Ensuite, l'échelonnement indiciaire des capitaines n'a globalement pas été revalorisé, au motif qu'ils avaient bénéficié des mesures issues du protocole « Parcours Professionnels, Carrières et Rémunérations (PPCR) » de 2017. L'attractivité du statut d'officier en est amoindrie pour les sous-officiers supérieurs, la solde des majors pouvant rester égale ou supérieure à celle des capitaines alors que leurs responsabilités sont moindres, ce qui désincite fortement à la progression et à la prise de responsabilités nouvelles.
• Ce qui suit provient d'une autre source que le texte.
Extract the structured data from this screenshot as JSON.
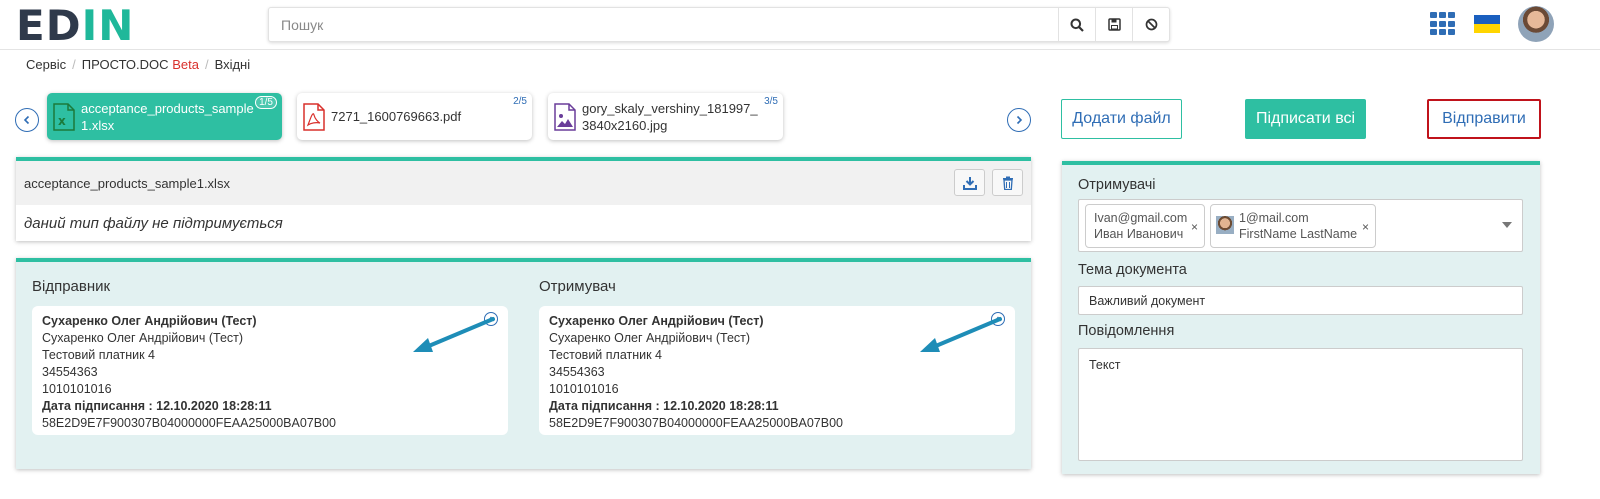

Le bilan de la nouvelle politique de rémunération des militaires (NPRM) reste, lui, suspendu au rapport d'évaluation que l'article 7 de la loi de programmation militaire impose au Gouvernement de produire d'ici la fin 2026. L'enveloppe globale, de 450 M€ environ, n'est pas négligeable, mais la forfaitisation des primes, déterminées antérieurement à la période de forte inflation qu'a connue la France depuis 2021, et leur fiscalisation, ont entraîné une perte de pouvoir d'achat. Certaines indemnités sont en outre calculées en fonction du foyer fiscal, mais les couples de militaires ne perçoivent chacun que la moitié de l'indemnité d'état militaire, alors que les sujétions s'additionnent. Le gel, depuis 2002, du complément de l'indemnité d'état militaire, est encore parfois mal compris.

Enfin, l'intégration d'une partie des primes dans le calcul de la pension, qui devait initialement être intégrée au PLF pour 2025, est reportée sine die. C'est un motif de regret, car cette mesure était l'une des plus attendues du plan « Fidélisation 360 », et car le taux de remplacement des pensions militaires de retraite reste inférieur à celui des autres corps en uniforme.


* 1 Cour des comptes, évaluation de l'exécution budgétaire de la mission « Défense » pour 2024, avril 2025.

* 2 Décret n° 2023-1001 du 30 octobre 2023 modifiant diverses dispositions statutaires applicables à certains militaires engagés.

* 3 Décret n° 2023-1003 du 30 octobre 2023 modifiant l'échelonnement indiciaire applicable à certains militaires non officiers.

* 4 Décret n° 2024-1121 du 4 décembre 2024 modifiant l'échelonnement indiciaire applicable à certains militaires non officiers.